Heute, am 16. Mai 2026, wird in Kirkel ein wichtiges Manöver durchgeführt, das unter dem Namen „Saarex“ bekannt ist. Rund 250 Einsatzkräfte von Bundeswehr und zivilen Hilfsorganisationen sind hier versammelt, um eine Übung durchzuführen, die sich auf die Versorgung und den Transport verwundeter Soldaten konzentriert. Das Szenario sieht vor, dass 50 verletzte Bundeswehrsoldaten per Zug am alten Zollbahnhof in Kirkel ankommen. Dort werden sie mit Hebebühnen aus einem 300 Meter langen Zug transportiert und in Rettungswagen in die Homburger Uniklinik gebracht. Diese Übung ist Teil des geheimen Operationsplans Deutschland, der die Zusammenarbeit zwischen Bundeswehr, Behörden und Katastrophenschutz regelt. Ein bisschen Spannung in der Luft, während die Einsatzkräfte alles vorbereiten – es ist ein eindrucksvolles Bild!

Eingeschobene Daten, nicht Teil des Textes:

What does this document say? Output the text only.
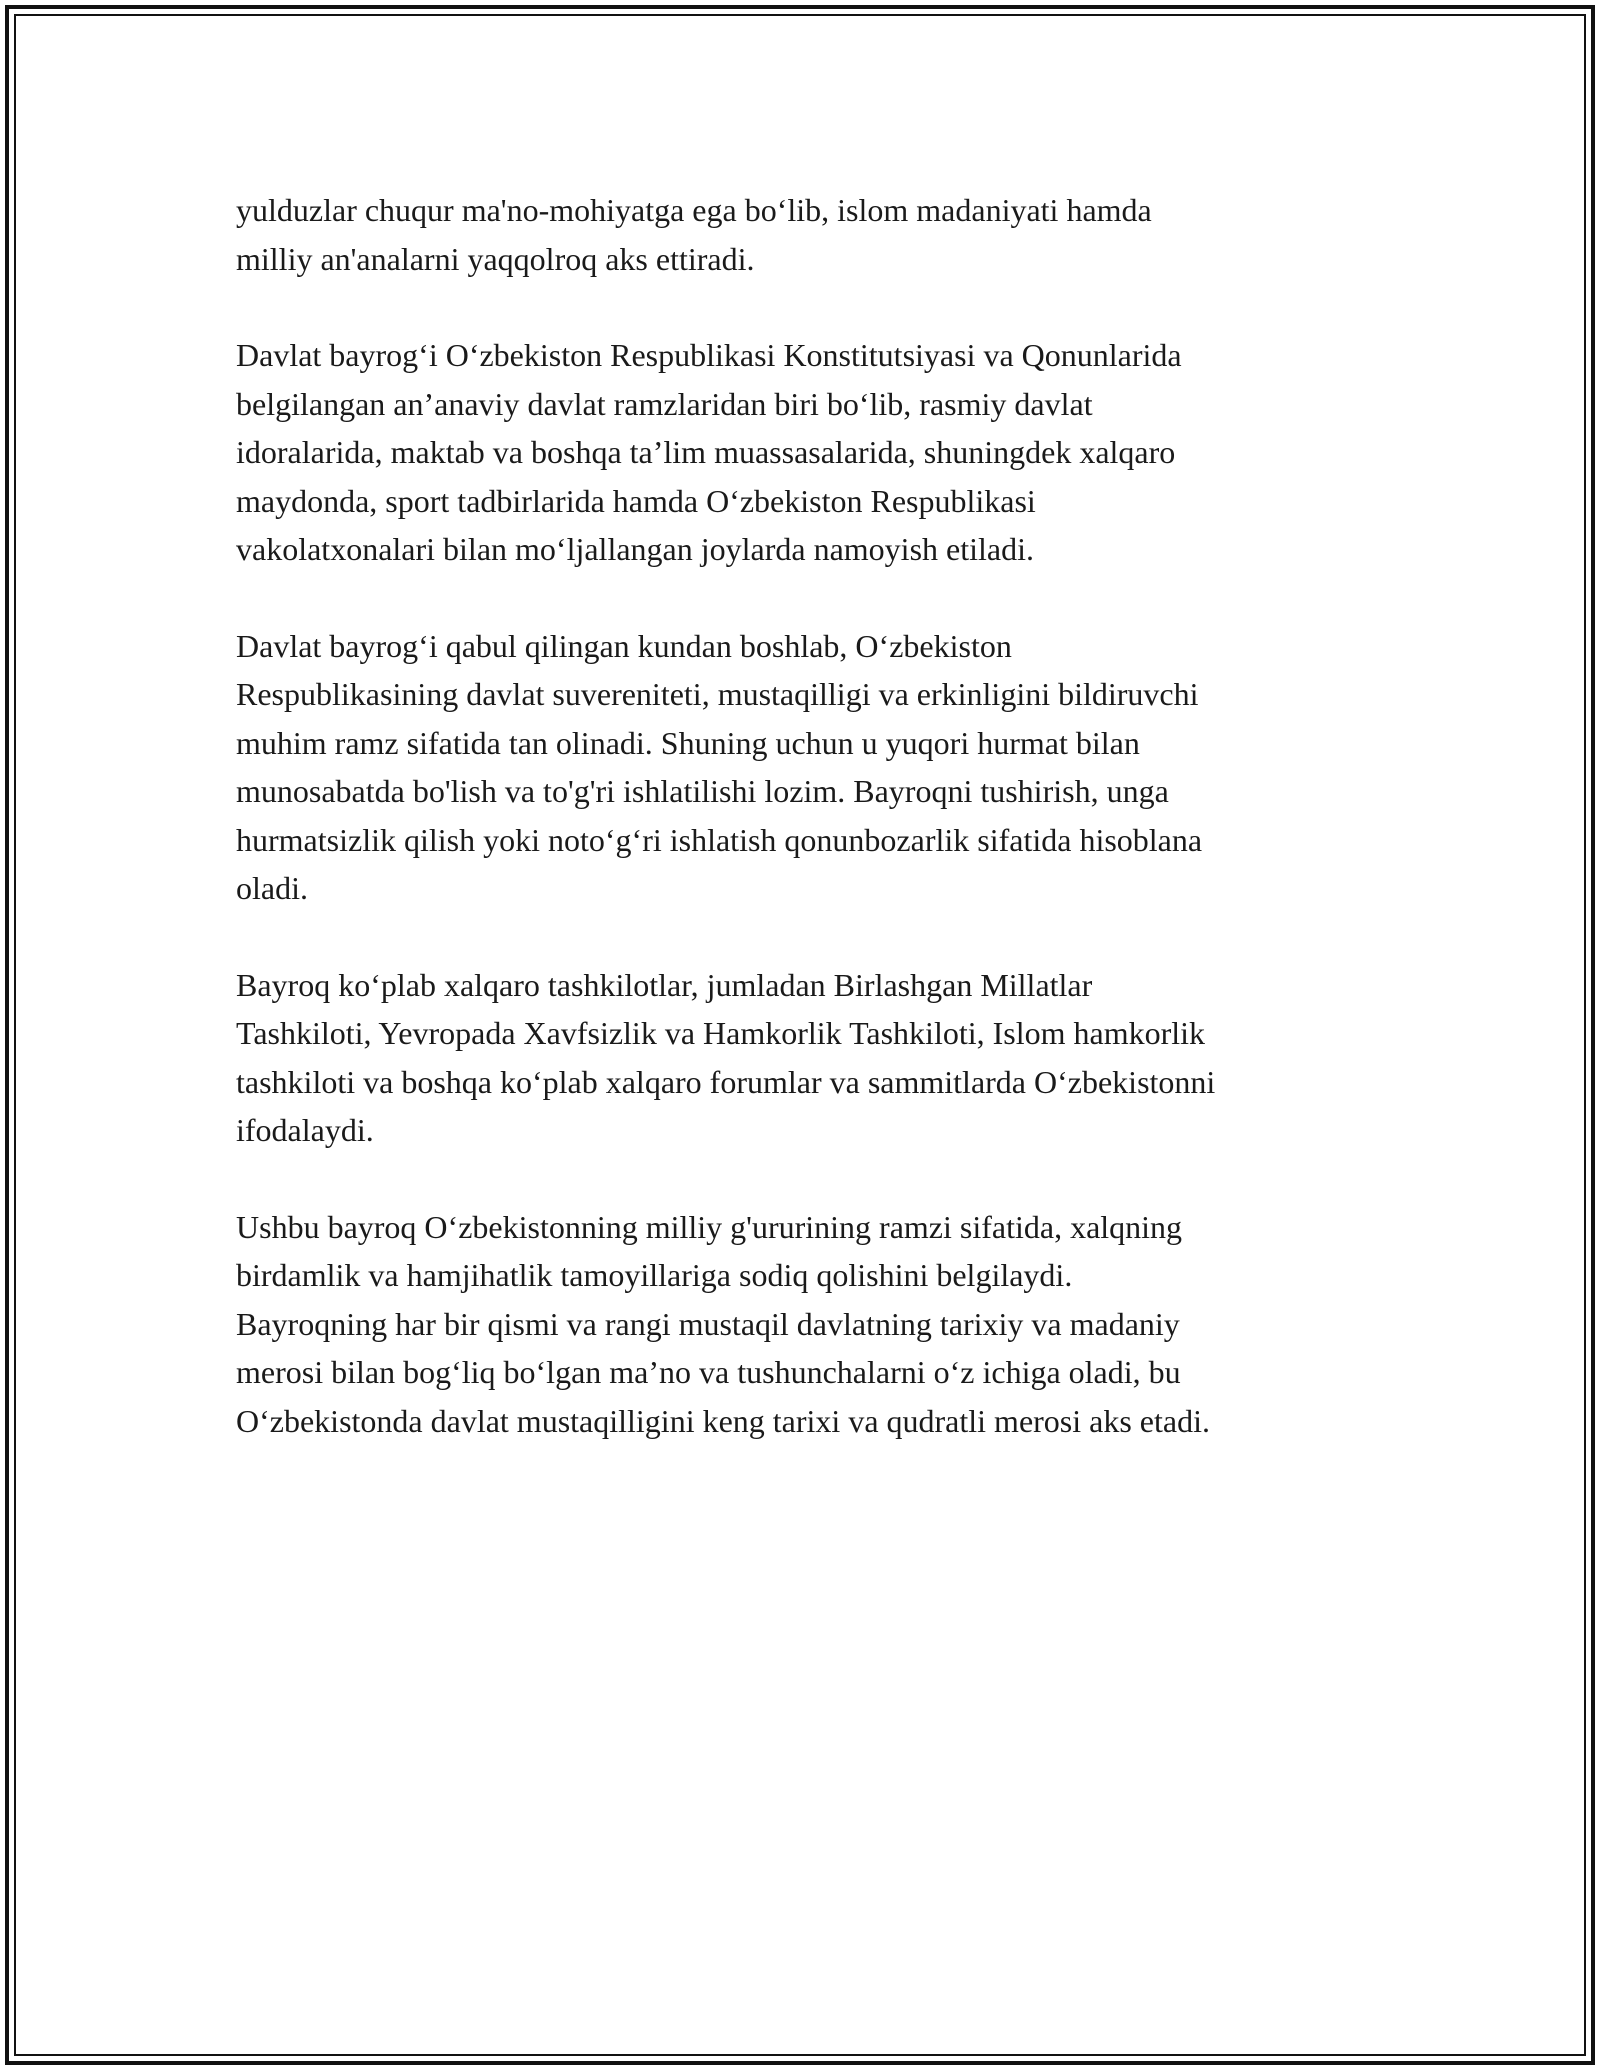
yulduzlar chuqur ma'no-mohiyatga ega bo‘lib, islom madaniyati hamda
milliy an'analarni yaqqolroq aks ettiradi.

Davlat bayrog‘i O‘zbekiston Respublikasi Konstitutsiyasi va Qonunlarida
belgilangan an’anaviy davlat ramzlaridan biri bo‘lib, rasmiy davlat
idoralarida, maktab va boshqa ta’lim muassasalarida, shuningdek xalqaro
maydonda, sport tadbirlarida hamda O‘zbekiston Respublikasi
vakolatxonalari bilan mo‘ljallangan joylarda namoyish etiladi.

Davlat bayrog‘i qabul qilingan kundan boshlab, O‘zbekiston
Respublikasining davlat suvereniteti, mustaqilligi va erkinligini bildiruvchi
muhim ramz sifatida tan olinadi. Shuning uchun u yuqori hurmat bilan
munosabatda bo'lish va to'g'ri ishlatilishi lozim. Bayroqni tushirish, unga
hurmatsizlik qilish yoki noto‘g‘ri ishlatish qonunbozarlik sifatida hisoblana
oladi.

Bayroq ko‘plab xalqaro tashkilotlar, jumladan Birlashgan Millatlar
Tashkiloti, Yevropada Xavfsizlik va Hamkorlik Tashkiloti, Islom hamkorlik
tashkiloti va boshqa ko‘plab xalqaro forumlar va sammitlarda O‘zbekistonni
ifodalaydi.

Ushbu bayroq O‘zbekistonning milliy g'ururining ramzi sifatida, xalqning
birdamlik va hamjihatlik tamoyillariga sodiq qolishini belgilaydi.
Bayroqning har bir qismi va rangi mustaqil davlatning tarixiy va madaniy
merosi bilan bog‘liq bo‘lgan ma’no va tushunchalarni o‘z ichiga oladi, bu
O‘zbekistonda davlat mustaqilligini keng tarixi va qudratli merosi aks etadi.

Doch nicht alles läuft reibungslos. Während die Übung stattfindet, gibt es auch eine Demonstration in Homburg, die von etwa 50 Teilnehmenden organisiert wird. Diese Menschen, die unter dem Banner des Friedensnetzes Saar protestieren, haben ihre eigenen Ansichten zur militärischen Übung. Eine Art von Konflikt, der die Gemüter erhitzt – und das nicht nur auf der Übungsfläche.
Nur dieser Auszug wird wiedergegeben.